Mário Grisolli
Mário Grisolli
Mário Grisolli
Mário Grisolli
Mário Grisolli
Mário Grisolli
Mário Grisolli
Mário Grisolli
Mário Grisolli
Mário Grisolli
Pintura
Exposição individual
Paço Imperial, Rio de Janeiro, BR, 2017

REVELAÇÕES E AUSÊNCIAS: UM ATO CONTÍNUO

Felipe Scovino

Existem dois procedimentos no trabalho de Marina Saleme que são evidentes nessa exposição e que não necessariamente estão separados ou individualizados. Tais procedimentos se confundem, invadem-se mutualmente, criando um processo investigativo dos mais instigantes. O primeiro deles é o fato de sua obra revelar ocultando, isto é, o acúmulo de camadas e as diferentes técnicas que são empregadas no trabalho criam uma volumetria que supostamente nos afasta da primeira camada. Contudo, a artista elabora um sistema que não nos deixa esquecer dessa imagem inicial, levando-nos a um território de novas descobertas, achados e premissas sobre ela que nos faz valorizar seu potencial pictórico e – por que não? – mágico.

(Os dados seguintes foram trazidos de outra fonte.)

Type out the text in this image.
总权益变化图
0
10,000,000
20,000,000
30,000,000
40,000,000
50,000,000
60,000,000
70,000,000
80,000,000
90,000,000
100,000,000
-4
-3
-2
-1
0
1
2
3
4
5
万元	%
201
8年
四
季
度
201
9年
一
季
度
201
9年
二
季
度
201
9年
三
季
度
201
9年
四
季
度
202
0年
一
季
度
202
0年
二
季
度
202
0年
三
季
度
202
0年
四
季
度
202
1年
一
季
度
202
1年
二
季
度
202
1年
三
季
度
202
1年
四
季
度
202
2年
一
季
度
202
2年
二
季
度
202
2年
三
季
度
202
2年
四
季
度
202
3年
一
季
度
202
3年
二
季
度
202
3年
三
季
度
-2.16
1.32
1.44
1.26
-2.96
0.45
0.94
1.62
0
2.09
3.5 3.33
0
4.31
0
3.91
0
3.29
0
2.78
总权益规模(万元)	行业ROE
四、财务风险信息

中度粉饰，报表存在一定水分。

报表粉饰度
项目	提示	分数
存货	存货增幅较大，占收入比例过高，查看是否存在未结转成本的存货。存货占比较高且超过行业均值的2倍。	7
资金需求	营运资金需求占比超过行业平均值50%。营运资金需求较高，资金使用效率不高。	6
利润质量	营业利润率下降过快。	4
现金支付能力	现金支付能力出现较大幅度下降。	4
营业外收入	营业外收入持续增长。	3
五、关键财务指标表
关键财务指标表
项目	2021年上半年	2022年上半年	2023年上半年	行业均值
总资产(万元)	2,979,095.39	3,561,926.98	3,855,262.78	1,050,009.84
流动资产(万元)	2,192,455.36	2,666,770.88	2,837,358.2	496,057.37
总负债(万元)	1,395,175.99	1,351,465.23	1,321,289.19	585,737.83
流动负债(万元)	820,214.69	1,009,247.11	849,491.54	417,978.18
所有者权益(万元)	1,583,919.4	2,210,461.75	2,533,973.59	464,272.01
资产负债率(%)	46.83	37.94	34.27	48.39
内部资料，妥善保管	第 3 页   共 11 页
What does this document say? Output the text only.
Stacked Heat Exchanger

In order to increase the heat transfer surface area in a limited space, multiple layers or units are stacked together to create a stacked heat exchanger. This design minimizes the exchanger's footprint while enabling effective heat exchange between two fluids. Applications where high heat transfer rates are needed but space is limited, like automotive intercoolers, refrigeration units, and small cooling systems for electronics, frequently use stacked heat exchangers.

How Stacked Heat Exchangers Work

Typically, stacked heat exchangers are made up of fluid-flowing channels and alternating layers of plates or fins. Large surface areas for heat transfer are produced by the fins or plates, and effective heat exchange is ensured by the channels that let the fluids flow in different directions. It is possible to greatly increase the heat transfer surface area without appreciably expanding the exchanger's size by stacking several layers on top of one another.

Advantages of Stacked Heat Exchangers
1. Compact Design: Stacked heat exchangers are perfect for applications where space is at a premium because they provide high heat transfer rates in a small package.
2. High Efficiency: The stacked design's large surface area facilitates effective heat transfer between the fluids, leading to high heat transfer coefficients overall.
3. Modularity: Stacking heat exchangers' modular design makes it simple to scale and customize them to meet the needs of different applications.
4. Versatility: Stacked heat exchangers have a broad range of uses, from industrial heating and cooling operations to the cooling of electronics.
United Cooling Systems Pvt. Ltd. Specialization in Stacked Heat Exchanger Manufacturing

Em Pares, uma série de quatro fotos documentadas pela artista no Regent’s Park em Londres, temos um exemplo dessa exploração paradoxal entre aparência e ausência que tanto perpassa sua trajetória. As fotos foram impressas com efeito reticulado, permitindo que, a depender da distância e da perspectiva que o espectador toma em relação à obra, é possível perceber gradativamente a passagem entre uma foto que documenta (com uma atmosfera mais densa e silenciosa), uma paisagem bucólica e finalmente a aparição de uma massa pictórica que se impõe como uma personagem e não uma ilustração daquela cena. O espectador parece perder seu senso de orientação, pois uma espécie de turbilhão de cores e formas cria uma outra capacidade de entendimento sobre o real, sobre aquilo que o cerca. Conforme a posição em relação à imagem, o espectador pode apagar ou revelar personagens, árvores, flores, chão ou nuvens. De certa forma, ele se coloca como protagonista e autor de uma narrativa.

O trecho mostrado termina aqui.